Background: The efficacy of the thalidomide and dexamethasone combination regimens (T+D) in the treatment of multiple myeloma (MM) has been documented. Venous thrombotic events (VTE) have been associated with T+D regimens in patients who may also have individual and disease-specific risk factors for VTE. Antithrombotic prophylaxis (AP) strategies based upon risk factors recently have been proposed (Palumbo et al., Leukemia 2007).
Objectives: To assess the relationship between known VTE risk factors on the probability of prescription antithrombotic prophylaxis (AP) in a community-based cohort of MM patients receiving T+D and to evaluate secular trends in prescribing patterns (exclusive of over-the-counter (OTC) aspirin).
Methods: An analysis of MM patients treated with T+D from 2004–2007 was performed using the IHCIS National Managed Care Benchmark Database from Ingenix, Inc. Diagnoses, procedures and medications were evaluated using ICD-9-CM, CPT, HCPCS and NDC codes. VTE risk factors among MM patients were evaluated as were secular trends in the proportion of patients receiving AP regimens (exclusive of OTC aspirin therapy) and the proportion of patients receiving high-dose (cumulative dose ≥480 mg over the initial 28 day cycle) vs. low-dose dexamethasone (cumulative dose ≤ 160 mg). Risk factors present prior to T+D therapy (as identified by Palumbo et al.) included age, congestive heart failure, atrial fibrillation, recent (≤ past 90 days) stroke, other peripheral vascular disease, diabetes, infection, chronic renal disease, recent surgery, recent hospitalization, use of central venous catheter, chemotherapy, and use of erythropoietin-stimulating agents (ESA). Outcomes of interest included secular trends by half-year in the proportion of patients receiving AP regimens in combination with T+D and in the proportion of patients receiving high vs. low dose dexamethasone regimens. Odds ratios (OR) with 95% confidence intervals (CI) were estimated from a multivariate logistic regression model of AP use as a function of identified risk factors with a p-value ≤ 0.10 for retention in the model.

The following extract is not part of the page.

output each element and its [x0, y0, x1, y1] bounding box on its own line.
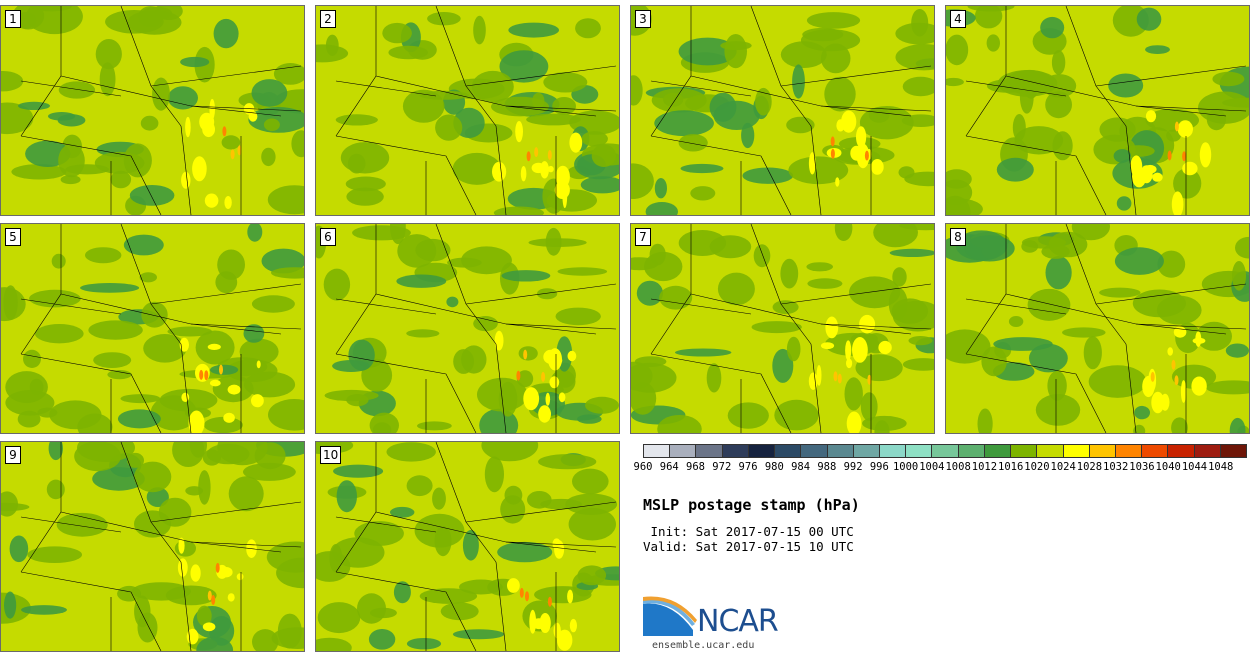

Results: Among 1732 patients first receiving T+D between 2004–2007, 12.4% received prescription AP simultaneously with T+D, and no secular trend in the overall proportion of T+D patients receiving prophylaxis was observed. In 2007, the proportion of all patients starting T+D regimens with low-dose dexamethasone was 35.9% in the first half of the year in contrast to 58.7% in the second half of the year. Among all patients, 66.3% had at least one risk factor. Among patients with at least two risk factors (N=837; 48.3%), 14.7% received prescription AP simultaneously with T+D. Independent predictors of prescription AP use include age (OR=0.98; CI= 0.97, 1.00), stroke (OR=3.06; CI=0.88, 10.66), peripheral vascular disease (OR=2.69; CI=1.47, 4.93), recent surgery (OR=1.93; CI=1.42, 2.62), and concomitant ESA use (OR=1.67; CI=1.19, 2.34).
Conclusions: While the likelihood of thromboprophylaxis is increased in the presence of several well-known risk factors, additional consideration of thromboprophylaxis among patients with recognized VTE risk factors may be clinically warranted. Further reductions in VTE events may be anticipated should recent prescribing patterns of T+D employing low-dose dexamethasone continue.
Disclosures: Brandenburg:Celgene: Employment, Equity Ownership. Goss:Biotech and pharmaceutical companies: Consultancy, Research Funding. Knight:Biotech and pharmaceutical companies: Consultancy, Research Funding. Xu:Biotech and pharmaceutical companies: Consultancy, Research Funding. Knight:Celgene: Employment, Equity Ownership.